Nel caso in esame siffatte indicazioni non erano presenti. L’etichetta apposta sui prodotti raffigurava il marchio italiano, un segno patronimico evocante la realizzazione ad opera di persona determinata che si sia avvalsa del know-how italiano in un settore di tradizionale e di rinomata produzione e non recava alcuna ulteriore indicazione idonea in modo univoco, affermano i giudizi di Piazza Cavour, ad esteriorizzare che le calzature erano state importate dalla Cina.
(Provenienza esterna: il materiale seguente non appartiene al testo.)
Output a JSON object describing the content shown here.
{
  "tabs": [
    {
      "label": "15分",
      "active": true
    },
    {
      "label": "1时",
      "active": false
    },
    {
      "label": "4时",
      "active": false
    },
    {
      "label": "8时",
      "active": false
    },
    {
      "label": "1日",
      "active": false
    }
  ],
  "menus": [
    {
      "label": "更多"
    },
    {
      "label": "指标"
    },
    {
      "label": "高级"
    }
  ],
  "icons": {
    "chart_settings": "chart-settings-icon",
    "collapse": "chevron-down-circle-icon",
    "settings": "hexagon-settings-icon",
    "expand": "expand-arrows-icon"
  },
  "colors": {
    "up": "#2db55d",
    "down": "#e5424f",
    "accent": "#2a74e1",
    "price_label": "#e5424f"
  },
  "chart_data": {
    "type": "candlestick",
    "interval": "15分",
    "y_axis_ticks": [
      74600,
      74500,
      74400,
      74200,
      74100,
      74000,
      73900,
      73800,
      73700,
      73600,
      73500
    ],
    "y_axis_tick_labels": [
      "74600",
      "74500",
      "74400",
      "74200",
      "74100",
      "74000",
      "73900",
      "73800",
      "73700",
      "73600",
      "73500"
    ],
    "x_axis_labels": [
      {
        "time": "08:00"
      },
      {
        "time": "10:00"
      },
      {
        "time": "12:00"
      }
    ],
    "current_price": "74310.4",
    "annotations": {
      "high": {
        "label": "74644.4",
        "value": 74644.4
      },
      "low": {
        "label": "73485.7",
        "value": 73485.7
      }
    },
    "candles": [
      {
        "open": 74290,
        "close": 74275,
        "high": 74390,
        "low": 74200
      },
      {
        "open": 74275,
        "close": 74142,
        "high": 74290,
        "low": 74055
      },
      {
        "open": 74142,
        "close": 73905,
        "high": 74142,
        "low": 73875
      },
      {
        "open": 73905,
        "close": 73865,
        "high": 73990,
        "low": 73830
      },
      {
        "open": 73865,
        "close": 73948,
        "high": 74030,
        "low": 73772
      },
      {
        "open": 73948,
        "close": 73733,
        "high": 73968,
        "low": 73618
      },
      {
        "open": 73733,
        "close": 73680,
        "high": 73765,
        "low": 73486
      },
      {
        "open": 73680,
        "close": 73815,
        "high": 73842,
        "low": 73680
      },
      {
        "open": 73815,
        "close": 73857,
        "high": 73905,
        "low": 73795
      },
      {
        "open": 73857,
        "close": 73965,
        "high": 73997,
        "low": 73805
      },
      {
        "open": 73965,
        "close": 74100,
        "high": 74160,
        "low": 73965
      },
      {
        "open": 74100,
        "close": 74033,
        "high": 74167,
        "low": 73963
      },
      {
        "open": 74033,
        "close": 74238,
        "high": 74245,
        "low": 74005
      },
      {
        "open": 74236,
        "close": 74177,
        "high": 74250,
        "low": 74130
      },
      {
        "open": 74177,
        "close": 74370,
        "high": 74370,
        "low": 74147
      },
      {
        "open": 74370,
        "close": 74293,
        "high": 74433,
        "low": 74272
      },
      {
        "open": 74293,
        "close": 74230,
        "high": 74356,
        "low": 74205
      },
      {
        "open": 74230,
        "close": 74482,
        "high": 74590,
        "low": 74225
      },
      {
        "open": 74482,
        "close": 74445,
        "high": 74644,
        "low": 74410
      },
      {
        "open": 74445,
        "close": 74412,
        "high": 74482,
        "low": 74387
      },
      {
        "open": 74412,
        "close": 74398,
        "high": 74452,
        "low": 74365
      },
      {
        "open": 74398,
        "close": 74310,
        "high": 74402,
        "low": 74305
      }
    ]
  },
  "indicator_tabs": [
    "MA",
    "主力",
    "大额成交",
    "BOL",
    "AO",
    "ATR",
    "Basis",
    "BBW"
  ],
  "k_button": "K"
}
Né tantomeno “l’indicazione ‘Made in China’ stampigliata all’interno della tomaia, con minore visibilità del solito” poteva, argomenta la Cassazione, “qualificarsi come un riferimento evidente e visibile immediatamente e quindi chiaro ed esplicito dal quale desumere, senza equivoci, la provenienza estera della merce controllata”.
I giudici di Piazza Cavour approdano a cassare la decisione impugnata sul presupposto che la condotta ascritta alla società è inquadrabile nell’ambito della ‘fallace indicazione di origine e provenienza’ dei prodotti di cui alla citata disposizione giacché la riportata indicazione non consente “di comprendere indiscutibilmente che i prodotti industriali erano stati importati dalla Cina, così essendo — senza alcun dubbio – in grado di indurre in errore la platea dei consumatori sulla effettiva origine dei prodotti” (v. Cass. 20982/2019).
Più precisamente, “l’apposizione del marchio aziendale con nome e cognome italiani, registrato, sulle confezioni, in assenza di diversa indicazione di origine e provenienza estera (precisamente cinese) integra la fattispecie contestata trattandosi di condotta idonea a trarre in inganno il consumatore circa l’esatta origine geografica del prodotto”.